Ogni tanto la musica finisce, gli amici se ne vanno e il primo telefono a squillare è quello di Marco Giusti. “Mi chiamano i parenti per annunciarmi il lutto e in velocità batto regolarmente l’Ansa” dice lui, raccontando di una comunità che in vita e in morte lo riconosce come narratore principe di una fortunata stagione del nostro cinema.
“Dovrei festeggiare i 15 anni di Stracult, ma la verità è che i miei idoli e i miei vecchietti sono quasi tutti sottoterra ”. Giusti ancheggia ai bordi della Rai. Il solito bar. L’estate. L’ambulante che lo saluta e incredulo ottiene 10 euro più stropicciati del donatore stesso. Otto puntate del suo storico programma in onda da stasera su Rai Due (con Andrea Delogu).
Giusti è un equivoco. Uno studioso di Mizoguchi e dei camera car delle città violente di Umberto Lenzi. Un teorico di Lang e Nicholas Ray e delle docce spiate da Lino Banfi e Montagnani. Dei film stagionali in cui le soldatesse ammiccano ai colonnelli e le insegnanti vanno al mare con tutta la classe, sa tutto: “E in fondo non mi dispiace neanche troppo che per cancellare il senso del lavoro svolto in questi anni, mi identifichino come l’aedo del trash o del peto utile a strappare una risata. So che non lo sono e che so dire esattamente da dove origini il cinema di Sergio Leone. Non ero io a non averlo capito, erano altri”.
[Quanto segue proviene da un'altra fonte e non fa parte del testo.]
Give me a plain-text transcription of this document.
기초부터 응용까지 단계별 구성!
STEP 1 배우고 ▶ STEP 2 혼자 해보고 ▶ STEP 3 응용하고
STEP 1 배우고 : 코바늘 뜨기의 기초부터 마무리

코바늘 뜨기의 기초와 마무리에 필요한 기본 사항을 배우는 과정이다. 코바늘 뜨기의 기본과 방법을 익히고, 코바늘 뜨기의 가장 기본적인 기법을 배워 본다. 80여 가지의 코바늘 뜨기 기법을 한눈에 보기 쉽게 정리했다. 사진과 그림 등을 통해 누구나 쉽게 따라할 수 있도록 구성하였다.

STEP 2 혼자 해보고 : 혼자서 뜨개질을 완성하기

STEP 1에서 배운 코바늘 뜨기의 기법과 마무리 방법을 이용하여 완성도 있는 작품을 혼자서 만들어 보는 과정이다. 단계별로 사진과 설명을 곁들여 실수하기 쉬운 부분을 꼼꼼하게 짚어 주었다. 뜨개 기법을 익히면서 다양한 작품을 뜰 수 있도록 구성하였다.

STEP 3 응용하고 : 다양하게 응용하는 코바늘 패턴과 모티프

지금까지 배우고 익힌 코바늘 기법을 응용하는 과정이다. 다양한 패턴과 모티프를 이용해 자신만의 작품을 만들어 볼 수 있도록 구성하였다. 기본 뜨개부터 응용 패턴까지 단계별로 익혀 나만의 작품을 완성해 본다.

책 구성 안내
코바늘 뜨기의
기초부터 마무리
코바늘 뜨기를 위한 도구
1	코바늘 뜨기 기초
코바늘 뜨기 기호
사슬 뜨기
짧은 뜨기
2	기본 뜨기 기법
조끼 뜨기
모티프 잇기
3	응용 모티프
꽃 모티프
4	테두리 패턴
Se per sintetizzare il senso del suo scavo nel cinema di genere pronunci la parola “classificazione ” (di produzioni avventurose, sceneggiature traballanti, cialtroni, meteore e grandi attori sottovalutati) Giusti ti fulmina. “Stracult è un magazzino, un archivio, un tentativo di celebrare il passato allegramente. Ma parla di cose che non ci sono più con attitudine assai meno funeraria di tanto cinema contemporaneo.
Maria Grazia Buccella e Carlo Giuffré impegnati a cantare Coroccoccò in Basta guardarla è una cosa che trovi solo qui”. Giusti giura che Stracult è nato “per la mia voglia di stare dentro il cinema. Io non volevo essere un critico, volevo fare i film. A 18 anni provai ad entrare al Centro Sperimentale di Cinematografia. Non mi presero. Il vero dolore della mia vita. C’era un usciere con la mano di legno.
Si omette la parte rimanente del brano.